The workshop was the first in a series that are designed to help build capacity for undertaking HTA in India; and come as the Global Health and Development team at Imperial College London have signed a Letter of Understanding with the Department of Health Research (DHR) within the Government of India, who are leading on an exciting initiative to institutionalise HTA.
Over 30 attendees gathered in Delhi for the workshop which focused on introducing participants to the key concepts of evidence-based priority setting and HTA, how to frame an economic evaluation, and how to identify key stakeholders for consultation throughout the HTA process.
Senior Scientist Dr Kavitha Rajsekar discussed the importance of HTA for India and gave an update on the latest developments on HTA in India.

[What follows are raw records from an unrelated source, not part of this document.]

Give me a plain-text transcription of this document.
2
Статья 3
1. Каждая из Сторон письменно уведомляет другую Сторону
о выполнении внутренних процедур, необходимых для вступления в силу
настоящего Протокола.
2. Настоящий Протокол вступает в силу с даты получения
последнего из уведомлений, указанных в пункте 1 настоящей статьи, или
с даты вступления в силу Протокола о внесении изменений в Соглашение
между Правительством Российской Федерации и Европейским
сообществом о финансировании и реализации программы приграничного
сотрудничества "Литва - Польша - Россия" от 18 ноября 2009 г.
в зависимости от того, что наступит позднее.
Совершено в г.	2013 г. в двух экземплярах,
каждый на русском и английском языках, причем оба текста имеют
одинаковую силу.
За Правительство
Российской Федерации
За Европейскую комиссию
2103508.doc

Ensuring that an evidence-based, inclusive, and transparent system is put in place via the HTAIN will aid health resource allocation decisions across the country.

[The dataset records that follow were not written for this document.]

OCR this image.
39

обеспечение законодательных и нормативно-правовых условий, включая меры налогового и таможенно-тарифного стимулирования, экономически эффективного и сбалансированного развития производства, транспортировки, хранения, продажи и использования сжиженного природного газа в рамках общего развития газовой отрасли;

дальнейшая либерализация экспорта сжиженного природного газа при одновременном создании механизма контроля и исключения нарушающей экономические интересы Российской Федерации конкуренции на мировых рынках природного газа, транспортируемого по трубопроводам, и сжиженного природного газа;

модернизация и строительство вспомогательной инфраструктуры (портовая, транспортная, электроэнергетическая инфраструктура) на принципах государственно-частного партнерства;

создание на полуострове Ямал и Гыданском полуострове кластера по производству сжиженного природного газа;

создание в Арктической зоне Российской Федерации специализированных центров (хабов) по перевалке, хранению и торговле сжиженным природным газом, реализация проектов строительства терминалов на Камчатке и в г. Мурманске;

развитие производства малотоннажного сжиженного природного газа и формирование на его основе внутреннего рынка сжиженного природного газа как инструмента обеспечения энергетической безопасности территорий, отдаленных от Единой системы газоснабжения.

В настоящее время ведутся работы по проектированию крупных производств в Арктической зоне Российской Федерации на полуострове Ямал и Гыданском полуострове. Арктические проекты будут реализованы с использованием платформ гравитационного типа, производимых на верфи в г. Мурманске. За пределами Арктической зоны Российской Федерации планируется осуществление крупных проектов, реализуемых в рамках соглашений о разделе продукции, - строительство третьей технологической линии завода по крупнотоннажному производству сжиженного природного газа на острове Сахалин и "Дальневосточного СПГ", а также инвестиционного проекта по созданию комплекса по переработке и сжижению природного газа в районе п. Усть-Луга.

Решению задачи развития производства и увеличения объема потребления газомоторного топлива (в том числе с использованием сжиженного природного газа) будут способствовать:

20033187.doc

Associate Prof Shankar Prinja presented the results of the cost effectiveness of auto disposable syringes, one of the first studies to be approved by the HTAIN Technical Appraisal Committee which has resulted in the government of Andra Pradesh using results to inform their decision to invest in autodisposible syringes to reduce rates of infection due to needle re-use in the state.
Alex Winch discussed what UHC means for India and how establishing fully functioning HTAIN centers will provide a sound basis upon which health resource allocation decisions can be made in India, to ensure that every rupee spent buys the maximum health possible.
Dr Laura Downey and Dr Pankaj Bhaguna outlined what evidence is required to undertake HTA analyses, drawing from their own experience of conducting HTA in India; and their recent publication on identifying publicly available data sources for HTA in India.
Dr Oshima Sachin presented on how evidence for health costs is being collected by the HTAIN and a network of partners from across India to form a common costing database, which iDSI is providing technical advice and assistance with.
Dr Aamir Sohail introduced the concept of equity and ethics in informing HTA in India; and shared his experience of conducting a literature review on equity to inform the intraocular lens HTA undertaken by the HTAIN secretariat at DHR.
Juliet Eames and Saudamini Dabak of HITAP Thailand introduced the concept burden of disease and measuring quality of life to estimate Quality Adjusted Life Years (QALYs), as well as Disability Adjusted Life years (DALYs).
The presentations stimulated lengthy discussions amongst participants as to the challenges of conducing HTA in India, when such evidence is often not available and not routinely collected.
A follow up workshop will be held in three months’ time and iDSI is pleased to report feedback received from participants to this workshop was overwhelmingly positive, with 75% of participants reporting they plan to use the skills and knowledge that they had learned during the course towards undertaking a policy-relevant HTA study.